People use quite different tools and applications for this purpose. Flat-files (.txt or .org or .md) are often handy. Literate programming systems are also handy (Jupiter notebook, R-Markdown). Others like dedicated note-taking systems like Obsidian. Talk to others in the group to learn more about any of these options and more.

Automating

Automation can be extremely helpful, but it's an investment. You will not regret time spent on modest automation, in particular if you do computational work. You never want to be in the position of copy-pasting from R into LaTeX or Word: it is error prone and when you later find yourself needing to revise, you might not remember where you got that number from ....... instead, what you want is some automation magic, so that every time you run your R code, your new data and fresh visualizations land in your Overleaf. Example code for making this work is in the cdsc_examples/R_examples/automation git repository. If you want to learn even more, there's a little tutorial on Knitr, and here's a more expanded guide.

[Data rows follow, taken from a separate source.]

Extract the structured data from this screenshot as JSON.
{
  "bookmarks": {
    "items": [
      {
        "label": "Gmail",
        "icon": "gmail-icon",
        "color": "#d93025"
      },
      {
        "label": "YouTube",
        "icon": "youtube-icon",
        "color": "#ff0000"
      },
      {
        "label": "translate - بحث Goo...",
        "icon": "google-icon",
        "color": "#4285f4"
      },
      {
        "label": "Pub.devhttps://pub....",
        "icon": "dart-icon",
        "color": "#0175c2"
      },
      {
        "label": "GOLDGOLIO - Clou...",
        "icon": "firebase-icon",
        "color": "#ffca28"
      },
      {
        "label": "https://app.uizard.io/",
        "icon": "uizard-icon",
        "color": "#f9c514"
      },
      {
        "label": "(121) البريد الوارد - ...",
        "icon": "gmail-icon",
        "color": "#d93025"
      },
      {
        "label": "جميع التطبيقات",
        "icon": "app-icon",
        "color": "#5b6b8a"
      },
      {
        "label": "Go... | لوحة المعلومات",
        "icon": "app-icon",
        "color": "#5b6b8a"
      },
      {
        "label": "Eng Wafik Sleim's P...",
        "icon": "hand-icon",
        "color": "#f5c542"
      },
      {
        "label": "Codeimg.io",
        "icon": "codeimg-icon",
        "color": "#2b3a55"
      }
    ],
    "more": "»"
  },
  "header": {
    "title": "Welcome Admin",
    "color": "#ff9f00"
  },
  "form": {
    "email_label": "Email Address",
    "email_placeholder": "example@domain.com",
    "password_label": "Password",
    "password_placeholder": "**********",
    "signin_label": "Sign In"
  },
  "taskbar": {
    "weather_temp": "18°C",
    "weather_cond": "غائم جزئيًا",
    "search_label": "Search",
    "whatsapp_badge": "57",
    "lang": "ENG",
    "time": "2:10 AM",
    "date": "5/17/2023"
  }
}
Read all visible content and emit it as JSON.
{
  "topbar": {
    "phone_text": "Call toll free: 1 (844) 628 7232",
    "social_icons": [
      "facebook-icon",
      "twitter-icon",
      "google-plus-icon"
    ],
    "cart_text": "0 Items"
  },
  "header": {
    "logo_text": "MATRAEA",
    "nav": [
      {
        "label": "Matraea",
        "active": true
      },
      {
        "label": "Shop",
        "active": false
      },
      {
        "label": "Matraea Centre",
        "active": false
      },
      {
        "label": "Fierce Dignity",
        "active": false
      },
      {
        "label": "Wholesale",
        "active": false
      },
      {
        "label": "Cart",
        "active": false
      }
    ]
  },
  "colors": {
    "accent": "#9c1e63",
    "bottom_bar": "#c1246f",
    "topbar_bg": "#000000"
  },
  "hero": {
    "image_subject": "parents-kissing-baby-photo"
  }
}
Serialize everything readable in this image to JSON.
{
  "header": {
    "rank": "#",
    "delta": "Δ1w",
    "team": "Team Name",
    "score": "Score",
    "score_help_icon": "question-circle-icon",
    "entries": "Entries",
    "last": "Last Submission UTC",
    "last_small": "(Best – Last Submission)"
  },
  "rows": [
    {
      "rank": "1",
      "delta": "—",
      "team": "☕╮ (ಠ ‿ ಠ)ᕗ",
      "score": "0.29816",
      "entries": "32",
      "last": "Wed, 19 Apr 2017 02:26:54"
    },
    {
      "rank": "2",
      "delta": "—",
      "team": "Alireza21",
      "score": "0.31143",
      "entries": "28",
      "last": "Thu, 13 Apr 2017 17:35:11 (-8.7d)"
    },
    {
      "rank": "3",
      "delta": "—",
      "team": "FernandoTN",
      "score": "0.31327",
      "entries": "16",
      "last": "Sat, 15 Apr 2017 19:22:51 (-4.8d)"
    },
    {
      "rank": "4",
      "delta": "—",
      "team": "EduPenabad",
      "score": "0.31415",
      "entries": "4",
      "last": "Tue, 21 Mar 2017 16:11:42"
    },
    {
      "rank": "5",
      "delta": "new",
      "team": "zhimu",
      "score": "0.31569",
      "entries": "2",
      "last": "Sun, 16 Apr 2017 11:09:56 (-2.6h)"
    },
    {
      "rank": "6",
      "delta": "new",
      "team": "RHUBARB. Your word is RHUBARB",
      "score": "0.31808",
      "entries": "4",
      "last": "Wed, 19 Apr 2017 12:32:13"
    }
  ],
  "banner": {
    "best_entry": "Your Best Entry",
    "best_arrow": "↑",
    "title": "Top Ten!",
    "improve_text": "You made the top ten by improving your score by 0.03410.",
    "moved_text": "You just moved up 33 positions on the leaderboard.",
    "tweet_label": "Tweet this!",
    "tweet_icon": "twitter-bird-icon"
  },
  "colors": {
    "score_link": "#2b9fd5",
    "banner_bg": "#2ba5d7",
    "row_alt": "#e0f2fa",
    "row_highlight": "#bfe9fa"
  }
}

  1. Set up this marvelous R - Overleaf automation
  2. Google sheets downloading automation
  3. Auto-populating URLs in Google sheets to streamline content analysis

Building from Prior Efforts

You can save yourself a lot of time and confusion if you build from the work that others have done in the lab to streamline and automate their work.

Build your bibliography using our shared Zotero --- if you have Dropbox wired up to your Overleaf, that means one or zero clicks to keep your bibliography up to date. Don't paste citation formatting straight from the web into your Overleaf or hand-format your citations, that way leads only to tears and the gnashing of teeth!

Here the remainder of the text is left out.